Phoenix Multisport, a place where individuals struggling with addiction and starting to begin their path toward recovery can go to participate in a variety of sports activities—climbing, cycling, boxing, yoga, or triathlon training (just to name a few)—it’s not about the sports. What it is about, says Scott Strode, executive director and founder, is the supportive community that these individuals are walking into, and the new identity they are creating for themselves.
Strode, who spoke at the National Conference on Addiction Disorders (NCAD) as a plenary speaker on Sunday, shared his experiences of addiction and early recovery. When he stopped using drugs he found he had an abundance of extra time on his hands. “The people who worked at Blockbuster knew my name and had the new releases waiting for me,” he joked because he said he isolated himself in his apartment and watched movies because he wasn’t sure what to do other than head to the bars.
After a friend introduced him to boxing, he was awakened to the world of athletics and began to get involved with triathlons and climbing as well. Soon after, he realized that this is what the recovery community really needed—not only somewhere to go to fill the time and space in your life, but also to have a new set of contacts and people to turn to when life gets rough.
Phoenix Multisport has now been open for seven years and has served about 8,000 individuals in three communities in Colorado. The organization has begun to do an outcomes study on the program and has been finding extremely positive results. Of those individuals who have taken the survey, results showed a 23% relapse rate. The interesting part about these results, Strode said, is that 40% of these people who took the survey had no formal treatment, only the supportive community of the program.
This led him to discuss the next steps that he sees Phoenix taking:
- Since there is currently no clinical component to the program, he would like to see Phoenix work hand-in-hand with some clinical partners. These clinical partners would help facilitate certain workshops, such as a grief workshop or an early childhood trauma workshop, and these activities would show up on the Phoenix schedule amongst the 50 weekly sports activities. Phoenix is beginning to do this with its clinical partners in Colorado. He believes that if the clinical component is added, the relapse rate that they found can be even lower.
- The next step, which Strode shared exclusively with those in attendance at NCAD, is that the organization is looking to expand outside of Colorado and has decided on the first move. “We’re going to be in Orange County— that’s the first place that the board of directors has identified as where we’re going to open,” Strode told the audience. Currently the organization is fundraising for the new program.
- Additionally, he shared that the goal is to have Phoenix locations in five or six cities in the next five years. Because the organization has many connections in these cities, “the front runners” are Orange County, Los Angeles, Boston, San Diego, and Salt Lake City.
Phoenix Multisport thinks it’s important to remove the shame and stigma so often associated with addiction. “When you see a Phoenix jersey go by when you’re cycling or in a triathlon, we’re taking away that shame. We’re building a national community where people are proud of being sober and of who they are in recovery, and that will open the door to so many people taking that next step in their recovery journey,” Strode said.
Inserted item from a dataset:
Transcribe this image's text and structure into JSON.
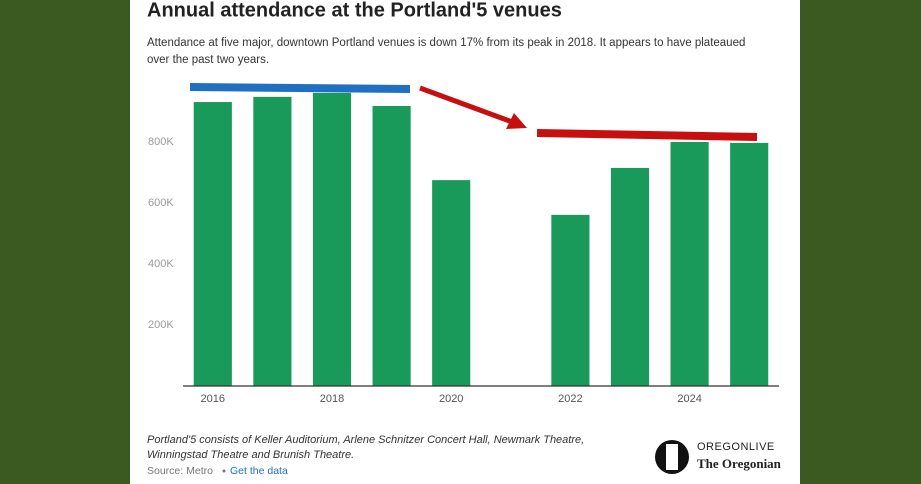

Phoenix currently networks with a few inpatient programs in Colorado and also drug courts. With these connections, the individuals begin to get connected with the Phoenix community while in treatment or in drug court. This way, the contact information of their “using friends” can be replaced with contact information of team members at Phoenix. Instead of having a rough day and calling up someone to go drink with, they can call someone and go cycling instead.
Individuals at Phoenix Multisport are not referred to as “clients” or “patients,” but rather “team members.” Team members do not pay a fee to participate in the activities. Multi-day trips sometimes have room and board costs attached, but Strode said most of those costs get subsidized and there are also scholarships available.
Strode also illustrated a few points on the program’s “code of conduct” that create a community people want to be involved with. It states “anything that isn’t nurturing isn’t welcome at Phoenix.” This means no intimidation tactics, no swearing, no put-downs, etc. There is also no smoking allowed at the program facilities, and Strode says he wishes this is something that was practiced more broadly across the field. The organization isn’t about who can lift the most or run the fastest, it’s about the community that surrounds the individual in recovery.
“In their most challenging moment, you can help give them hope. A high five could be the one thing that keeps them from relapsing tomorrow,” he said.